Seaneh apa pun selera Anda, the long tail menyediakan apa yang Anda cari. Kadang, keanehan
selera yang sangat tidak masuk akal pun bisa mendapatkan salurannya di wilayah ekor panjang
ini, seperti kejadian 2-3 tahun lalu di Jerman, di mana seorang kanibal berhasil menemukan
korban sukarela lewat di Internet. Sang kanibal memasang posting di Internet mencari korban
yang bersedia dibunuh, namun sebelumnya, (maaf) penis sang korban akan dipotong dan
dimakan terlebih dahulu dengan disaksikan oleh sang korban yang masih hidup. Anda mungkin
berpikir ini hanya terjadi di film-film seperti Silence of the Lambs. Tetapi, fakta sering lebih aneh
dari pada fiksi. Terbukti ada orang yang menanggapi posting tersebut dan menyatakan diri
bersedia menjadi korban!

The long tail juga berhasil menghapus monopoli hits oleh perusahaan-perusahaan besar dengan
menciptakan pasar yang jauh lebih demokratis, baik untuk produk atau untuk individu. Individu-
individu yang kreatif sekarang memiliki kesempatan yang sama untuk menghasilkan hit, best
seller, atau box office; selain karena luasnya saluran distribusi untuk mamasarkan produk/karya
mereka, juga karena bantuan viral marketing di Internet yang sering menular dengan kecepatan
luar biasa. Beberapa contoh yang bisa dilihat adalah film Blair Witch Project atau March of the
Penguins, yang diproduksi dengan biaya yang rendah dan berhasil menghasilkan penjualan
ratusan juta USD.

Bagi Anda yang tertarik untuk tahu lebih jauh mengenai fenomena ini, silakan cari bukunya
(sayang belum diterjemahkan ke Bahasa Indonesia). Tapi bila Anda ingin menghemat uang, Anda
bisa membaca blog the long tail dan artikel perdana Anderson secara gratis.

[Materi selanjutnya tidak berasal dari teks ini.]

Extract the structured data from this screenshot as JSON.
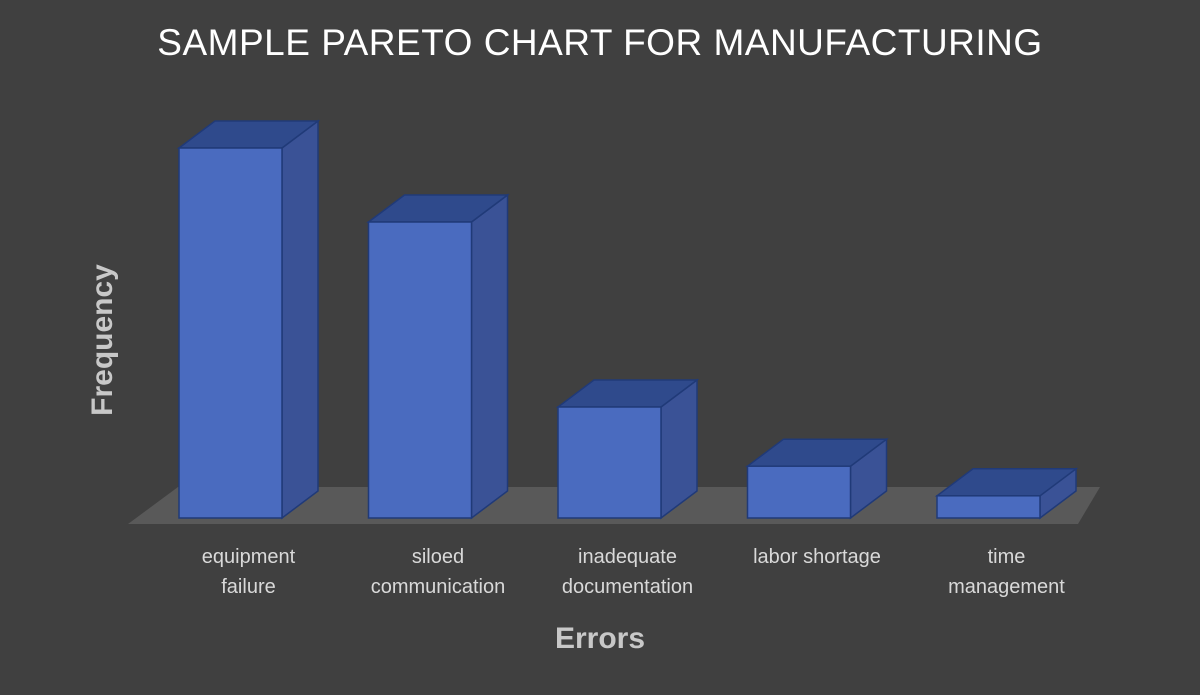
{
  "chart_data": {
    "type": "bar",
    "title": "SAMPLE PARETO CHART FOR MANUFACTURING",
    "xlabel": "Errors",
    "ylabel": "Frequency",
    "categories": [
      [
        "equipment",
        "failure"
      ],
      [
        "siloed",
        "communication"
      ],
      [
        "inadequate",
        "documentation"
      ],
      [
        "labor shortage"
      ],
      [
        "time",
        "management"
      ]
    ],
    "values": [
      100,
      80,
      30,
      14,
      6
    ],
    "ylim": [
      0,
      100
    ],
    "style": "3d-column",
    "grid": false,
    "legend": "none",
    "colors": {
      "background": "#404040",
      "floor": "#595959",
      "bar_front": "#4a6bbf",
      "bar_top": "#2f4a8c",
      "bar_side": "#3a5296",
      "bar_edge": "#203a78",
      "title": "#ffffff",
      "category_text": "#d9d9d9",
      "axis_text": "#c8c8c8"
    }
  }
}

Sebagai catatan akhir, istilah ‘the long tail‘ ini pada awalnya berada pada zona long tail itu
sendiri. Namun dengan larisnya penjualan buku di Amazon dan toko-toko buku lainnya,
kelihatannya istilah ini sekarang sudah menjadi hit. Dengan kata lain, meme ‘the long tail‘ sendiri
berhasil menyebar dengan cepat dan menjadi hit karena dibantu oleh fenomena the long tail itu
sendiri.

Siapkah Anda memanfaatkan the long tail tersebut?